Zamanında çok blog yazdığım için bu grubu da biraz kişisel yayın aracım olarak kullanıyorum. Dolayısıyla burada yazdıklarım hem eleştiri, hem de bu işi yaptığım için bir öz eleştiridir. Yazıyorum ki kayıt altına alayım, bu hataları yaparsam dönüp eski “ben”i hatırlayayım 🙂 Anafikir ise hepimiz için geçerli: İyi bir lider olmak istiyorsanız liderlerinizi sevin, saygı duyun, örnek alın, alkışlayın.

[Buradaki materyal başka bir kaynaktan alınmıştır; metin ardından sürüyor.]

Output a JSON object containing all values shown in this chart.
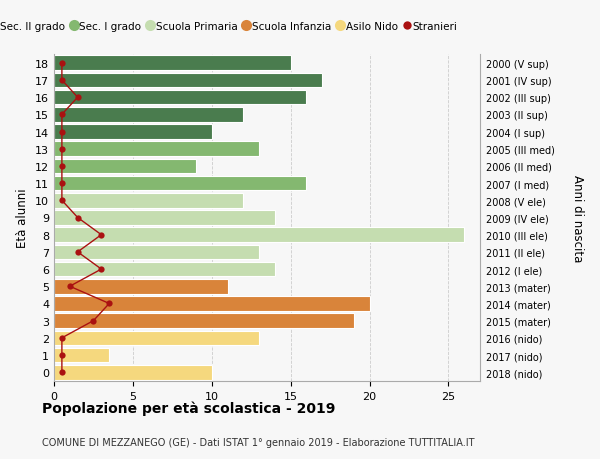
{
  "ages": [
    18,
    17,
    16,
    15,
    14,
    13,
    12,
    11,
    10,
    9,
    8,
    7,
    6,
    5,
    4,
    3,
    2,
    1,
    0
  ],
  "years": [
    "2000 (V sup)",
    "2001 (IV sup)",
    "2002 (III sup)",
    "2003 (II sup)",
    "2004 (I sup)",
    "2005 (III med)",
    "2006 (II med)",
    "2007 (I med)",
    "2008 (V ele)",
    "2009 (IV ele)",
    "2010 (III ele)",
    "2011 (II ele)",
    "2012 (I ele)",
    "2013 (mater)",
    "2014 (mater)",
    "2015 (mater)",
    "2016 (nido)",
    "2017 (nido)",
    "2018 (nido)"
  ],
  "bar_values": [
    15,
    17,
    16,
    12,
    10,
    13,
    9,
    16,
    12,
    14,
    26,
    13,
    14,
    11,
    20,
    19,
    13,
    3.5,
    10
  ],
  "bar_colors": [
    "#4a7c4e",
    "#4a7c4e",
    "#4a7c4e",
    "#4a7c4e",
    "#4a7c4e",
    "#84b870",
    "#84b870",
    "#84b870",
    "#c5ddb0",
    "#c5ddb0",
    "#c5ddb0",
    "#c5ddb0",
    "#c5ddb0",
    "#d9843a",
    "#d9843a",
    "#d9843a",
    "#f5d87e",
    "#f5d87e",
    "#f5d87e"
  ],
  "stranieri_values": [
    0.5,
    0.5,
    1.5,
    0.5,
    0.5,
    0.5,
    0.5,
    0.5,
    0.5,
    1.5,
    3.0,
    1.5,
    3.0,
    1.0,
    3.5,
    2.5,
    0.5,
    0.5,
    0.5
  ],
  "stranieri_color": "#aa1111",
  "title": "Popolazione per età scolastica - 2019",
  "subtitle": "COMUNE DI MEZZANEGO (GE) - Dati ISTAT 1° gennaio 2019 - Elaborazione TUTTITALIA.IT",
  "ylabel": "Età alunni",
  "right_label": "Anni di nascita",
  "xlim": [
    0,
    27
  ],
  "xticks": [
    0,
    5,
    10,
    15,
    20,
    25
  ],
  "legend_labels": [
    "Sec. II grado",
    "Sec. I grado",
    "Scuola Primaria",
    "Scuola Infanzia",
    "Asilo Nido",
    "Stranieri"
  ],
  "legend_colors": [
    "#4a7c4e",
    "#84b870",
    "#c5ddb0",
    "#d9843a",
    "#f5d87e",
    "#aa1111"
  ],
  "background_color": "#f7f7f7",
  "grid_color": "#cccccc"
}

Ama herşeyin fazlasının zarar olduğunu da unutmayın; hem lideriniz, hem de sizin için…
Yazımı sık sık alıntı yaptığım ve bazı görüşlerini kafama kazımaya çalıştığım Robin Sharma’nın ‘Liderlik Bilgeliği’ kitabından bir bölümle tamamlayayım:
İleri görüşlü liderler, doğru görünmekten ziyade doğru olanı yapmayı önemserler. Liderliklerini, bütün hissedarları memnun etmeleri gereken bir popülerlik yarışması olarak görmezler. Herkesin çıkarlarını hesaba katan çok net bir gelecek odakları vardır ve muntazam şekilde buna doğru ilerlerler. Vizyonları bir deniz feneri işlevini görür; etrafını saran girdapta, takip etmeleri gereken yolu aydınlatır. Liderlikleri derin köklere sahip ilkelere dayanır; amaçlarını ve içlerindeki ateşi körükleyen ilkelere. Söyledikleri ile yaptıkları uyumludur-kişilikleri tutarlıdır. Namuslu bir lider, dudaklarının kalbine ihanet etmesine asla izin vermez ve her zaman hareketlerine ilkelerinin yol göstermesine olanak tanır. İlkeli bir lider ol Peter. Kendinden daha büyük bir şeyi temsil et. İnsanlar sana saygı duymaya başlayacaklardır.